![Logo](assets/logo.png)

Made by **Domonkos Nagy**

[![Open In Colab](https://colab.research.google.com/assets/colab-badge.svg)](https://colab.research.google.com/github/Fortuz/rl_education/blob/main/9.%20On-policy%20Control/mountain_car.ipynb)

# Mountain Car

In [1]:
import gymnasium as gym
import numpy as np
import matplotlib.pyplot as plt
from tqdm.notebook import trange

In [2]:
env = gym.make('MountainCar-v0')  # Creating the environment

In [23]:
LOW = env.observation_space.low
HIGH = env.observation_space.high
N_ACTIONS = env.action_space.n

print(f'N_ACTIONS: {N_ACTIONS}\n')
print('\tPos.  Vel.')
print(f'LOW:\t{LOW}')
print(f'HIGH:\t{HIGH}')

N_ACTIONS: 3

	Pos.  Vel.
LOW:	[-1.2  -0.07]
HIGH:	[0.6  0.07]


In [61]:
class TiledQTable:
    def __init__(self, offsets, n_actions, n_bins):
        self.tilings = []
        self.n_tilings = len(offsets)
        self.n_actions = n_actions
        n_dims = len(offsets[0])

        # Create tilings
        for offset in offsets:
            tiling = [np.linspace(LOW[dim], HIGH[dim], n_bins + 1)[1:-1] + offset[dim] for dim in range(n_dims)]
            self.tilings.append(tiling)

        # Initialize q-table
        shape = (self.n_tilings, ) + (n_bins, ) * n_dims + (n_actions, )
        self.q_table = np.zeros(shape)

    def __getitem__(self, coords):
        # Coords is a state-action pair
        print(len(self.q_table.shape) - len(coords))
        if len(self.q_table.shape) - len(coords) == 0:
            val = 0
            state = coords[:-1]
            action = coords[-1]

            for i, tiling in enumerate(self.tilings):
                ind = [i]
                for dim in range(len(state)):
                    ind.append(np.searchsorted(tiling[dim], state[dim]))
                val += self.q_table[tuple(ind) + (action, )]

            return val

        # Coords is a state
        elif len(self.q_table.shape) - len(coords) == 1: 
            vals = np.zeros(self.n_actions)
            state = coords

            for i, tiling in enumerate(self.tilings):
                ind = [i]
                for dim in range(len(state)):
                    ind.append(np.searchsorted(tiling[dim], state[dim]))
                vals += self.q_table[tuple(ind)]

            return vals

    def __setitem__(self, coords, new):
        old = self.__getitem__(coords)
        state = coords[:-1]
        action = coords[-1]

        for i, tiling in enumerate(self.tilings):
            ind = [i]
            for dim in range(len(coords)):
                ind.append(np.searchsorted(tiling[dim], state[dim]))
            self.q_table[tuple(ind) + (action, )] += (new - old) / self.n_tilings

    def __call__(self, *args):
        shape = args[0].shape
        z = np.zeros(shape)

        for i in np.ndindex(shape):
            x = [arg[i] for arg in args]
            z[i] = self.__getitem__(x)

        return z

In [62]:
# Hyperparameters
N_TILINGS = 8  # number of tilings
N_BINS = 8  # number of bins per dimension per tiling
N_EPISODES = 100_000  # number of learning steps
ALPHA = 0.1  # learning rate
GAMMA = 1  # discount rate
EPSILON = 0.1  # exploration rate

In [63]:
# Set asymmetrical offsets to avoid artifacts in
# generalization; see Sutton & Barto pg. 218-220 for details
tile_width = (HIGH - LOW) / N_BINS
unit = tile_width / N_TILINGS
offsets = [(unit[0] * i, 3 * unit[1] * i) for i in range(N_TILINGS)]
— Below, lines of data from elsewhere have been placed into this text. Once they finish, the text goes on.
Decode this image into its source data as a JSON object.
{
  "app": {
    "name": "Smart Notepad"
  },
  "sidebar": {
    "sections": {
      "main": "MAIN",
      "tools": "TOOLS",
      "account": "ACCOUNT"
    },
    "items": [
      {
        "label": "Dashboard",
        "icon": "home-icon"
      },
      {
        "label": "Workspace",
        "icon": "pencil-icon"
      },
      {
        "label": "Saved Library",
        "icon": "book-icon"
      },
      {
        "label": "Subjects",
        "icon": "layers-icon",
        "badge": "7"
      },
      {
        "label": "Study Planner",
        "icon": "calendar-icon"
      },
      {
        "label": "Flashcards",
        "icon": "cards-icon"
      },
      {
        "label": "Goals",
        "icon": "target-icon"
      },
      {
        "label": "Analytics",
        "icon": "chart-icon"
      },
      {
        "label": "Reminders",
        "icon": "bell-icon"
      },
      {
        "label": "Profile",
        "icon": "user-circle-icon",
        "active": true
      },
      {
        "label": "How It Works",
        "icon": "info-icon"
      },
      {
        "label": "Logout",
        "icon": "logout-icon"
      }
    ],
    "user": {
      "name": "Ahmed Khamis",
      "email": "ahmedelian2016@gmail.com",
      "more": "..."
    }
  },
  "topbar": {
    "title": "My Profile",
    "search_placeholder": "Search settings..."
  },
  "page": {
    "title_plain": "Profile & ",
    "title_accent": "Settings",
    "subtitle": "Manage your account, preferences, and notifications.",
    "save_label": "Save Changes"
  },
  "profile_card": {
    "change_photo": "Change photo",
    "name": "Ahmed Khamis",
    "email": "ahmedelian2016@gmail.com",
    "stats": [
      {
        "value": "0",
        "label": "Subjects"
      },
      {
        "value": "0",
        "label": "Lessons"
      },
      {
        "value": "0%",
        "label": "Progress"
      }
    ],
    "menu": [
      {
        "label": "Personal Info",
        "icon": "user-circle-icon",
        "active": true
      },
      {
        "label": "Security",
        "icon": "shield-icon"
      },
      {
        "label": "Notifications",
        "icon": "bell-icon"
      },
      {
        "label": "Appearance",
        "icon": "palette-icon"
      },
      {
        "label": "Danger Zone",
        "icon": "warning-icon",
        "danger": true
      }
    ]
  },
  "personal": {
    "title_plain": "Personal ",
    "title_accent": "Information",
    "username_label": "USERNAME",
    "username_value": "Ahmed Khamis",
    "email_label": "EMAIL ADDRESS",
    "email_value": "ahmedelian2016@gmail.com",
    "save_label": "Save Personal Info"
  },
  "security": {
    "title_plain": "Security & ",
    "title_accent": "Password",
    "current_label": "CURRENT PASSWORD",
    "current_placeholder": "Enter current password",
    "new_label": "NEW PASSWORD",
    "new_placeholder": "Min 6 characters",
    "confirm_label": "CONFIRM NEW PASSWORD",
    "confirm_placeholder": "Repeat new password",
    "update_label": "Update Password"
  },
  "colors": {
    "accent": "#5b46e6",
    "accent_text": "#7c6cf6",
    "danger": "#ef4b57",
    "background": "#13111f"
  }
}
# Initialize tiled q-table
tqt = TiledQTable(offsets, N_ACTIONS, N_BINS)

In [64]:
# epsilon-greedy action selection
def select_action(epsilon, state):
    if np.random.rand() > epsilon:
        return np.argmax(tqt[state])
    else:
        return env.action_space.sample()

In [65]:
# Training

for episode in trange(N_EPISODES):
    state, _ = env.reset()
    done = False
    action = select_action(EPSILON, state)

    while not done:
        new_state, reward, terminated, truncated, info = env.step(action)
        done = terminated or truncated
        target = reward

        if not done:
            new_action = select_action(EPSILON, state)
            target = reward + GAMMA * tqt[(new_state, new_action)]
        tqt[(state, action)] += ALPHA * (target - tqt[(state, action)])

        state = new_state
        action = new_action

  0%|          | 0/100000 [00:00<?, ?it/s]

2
2


TypeError: unsupported operand type(s) for *: 'int' and 'NoneType'